Velvet & Zoer: Zone autonome / Perpetuum mobile

8 - 29 March 2014
Overview

As collaborators and friends of long standing, Velvet and Zoer first met while training to be designers. In love with the object and graffiti, they founded the CSX crew. Creative complicity overtook rivalry, and each saw the other as presenting an opportunity to evolve. Sometimes working with two hands, sometimes four, their dialogue helped them to develop an inimitable style within themselves. At their exhibitions, Zone Autonome and Perpetuum Mobile, they compare and contrast their respective viewpoints and manners of working, in a kind of tribute to a collaboration which is only just beginning to take shape.

 

Velvet

Velvet belongs to a tradition of painting that advocates slow, measured strokes and the primacy of the image. This young artist came from a graffiti background and discovered painting in 2000. From the beginning, he chose not to be confined to one medium or one technique. Alternating between flamboyant wildstyles on walls and meticulous watercolours on paper, he soon stood out among his peers. He distinguished himself through his careful construction of letters and his sense of eclecticism.
At his Zone Autonome show, he invites us to rearrange a world divided between industrialisation and skill. To this end, he subverts, borrows and assembles objects which are almost obsolete. While he paints in a classical style, he does not forget his contemporaries. Influenced by Gerhard Richter and Arman, Velvet creates still life pictures and landscapes to portray a manufactured world in contrasting stages: a fantasised past and an almost disappointing present.
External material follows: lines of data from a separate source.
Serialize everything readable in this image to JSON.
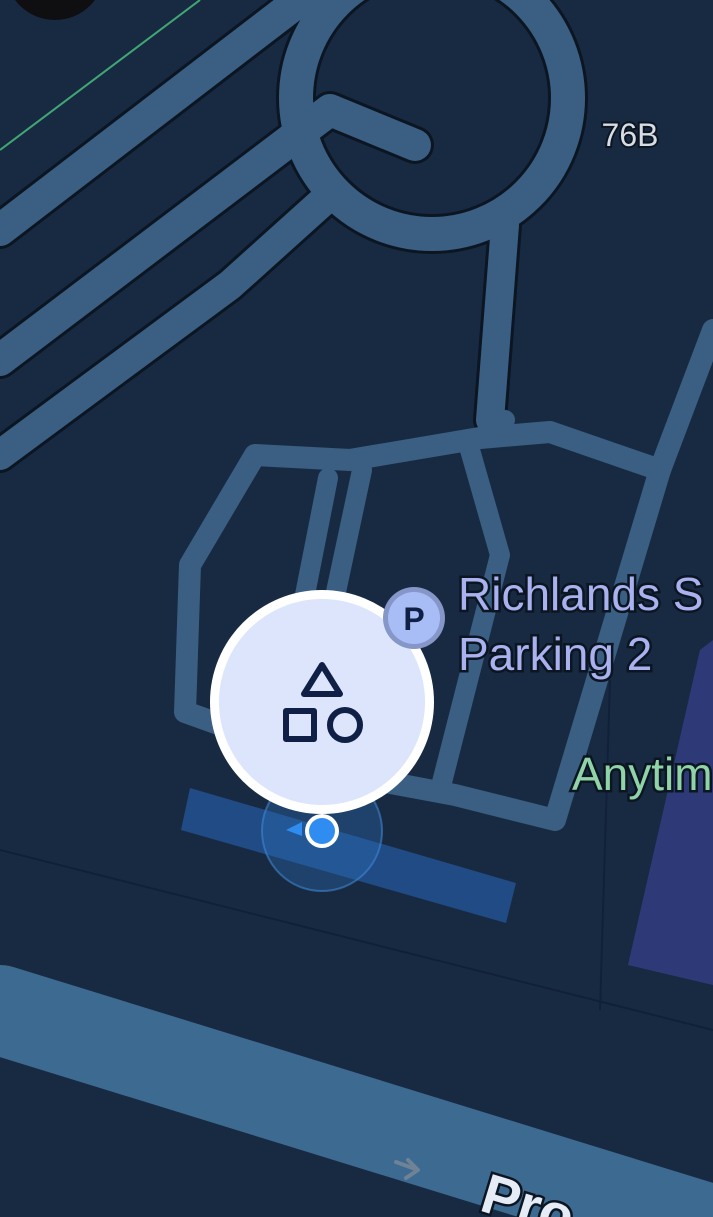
{
  "map": {
    "theme": "dark",
    "colors": {
      "background": "#182a42",
      "road": "#3a5f82",
      "road_outline": "#0c1522",
      "building_area": "#2e3a78",
      "transit_line": "#41a874",
      "poi_text": "#a9b2ee",
      "business_text": "#8fd3a6",
      "parking_badge": "#a8bdf5",
      "location_dot": "#2f8cf0",
      "location_halo": "#2c6fb8",
      "marker_bubble": "#dce5fb",
      "marker_icon": "#0f1f45"
    },
    "labels": {
      "address_number": "76B",
      "parking_name_line1": "Richlands S",
      "parking_name_line2": "Parking 2",
      "business_partial": "Anytim",
      "street_partial": "Pro"
    },
    "icons": {
      "parking": "P",
      "category_marker": "shapes-icon"
    },
    "current_location": {
      "shown": true
    }
  }
}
His highly narrative style of painting tells the first words of the story, inviting the viewer to guess the ending. Dreams and disenchantment, rhythm and immutability, reality and fantasy are the concepts that underlie his work. Velvet combines his most intimate memories with careful observation of his surroundings to build a world full of contradictions, questioning humankind, form and object.

 

Zoer

The quest for meaning is at the heart of Zoer's work. This keen observer intervenes, interprets and captures reality to better penetrate it. His personal vision was evident in his drawings from a young age. At age 5, he spent time in breaker's yards, drawing traffic jam scenes. Thus he unconsciously began to forge his formal vocabulary. As a teenager, he became familiar with the art of comics. By publishing fanzines, he developed the art of narration. In early 2000, he began to use spray paints on patches of wasteland, displaying an awareness of colour. He was soon noticed for his creative ability and his incorporation of illustration into the art of the letter. Through this practice, he discovered places in limbo, waiting to be given a purpose. He also met people who were marginalised and excluded.
Through Perpetuum Mobile, like a scenario repeating to infinity, we can understand his thoughts about societies and their footprint, about destinies in transition. In the manner of Henri Michaux, he depicts obsolescence and rejection with an almost obsessive sense of detail, to make them visible and understandable. Like an architect, he poetically constructs the picture to reveal and take a politicised look at society, those it leaves behind, abandoned places and their hopes of becoming something. Through a visual language that cultivates paradox - the violence of the subject reasons with the delicacy of the treatment; accuracy justifies disorder; realism sits alongside utopia - he gives the genre scene a contemporary dimension to help understand the habitat of exclusion, or exclusion inhabited.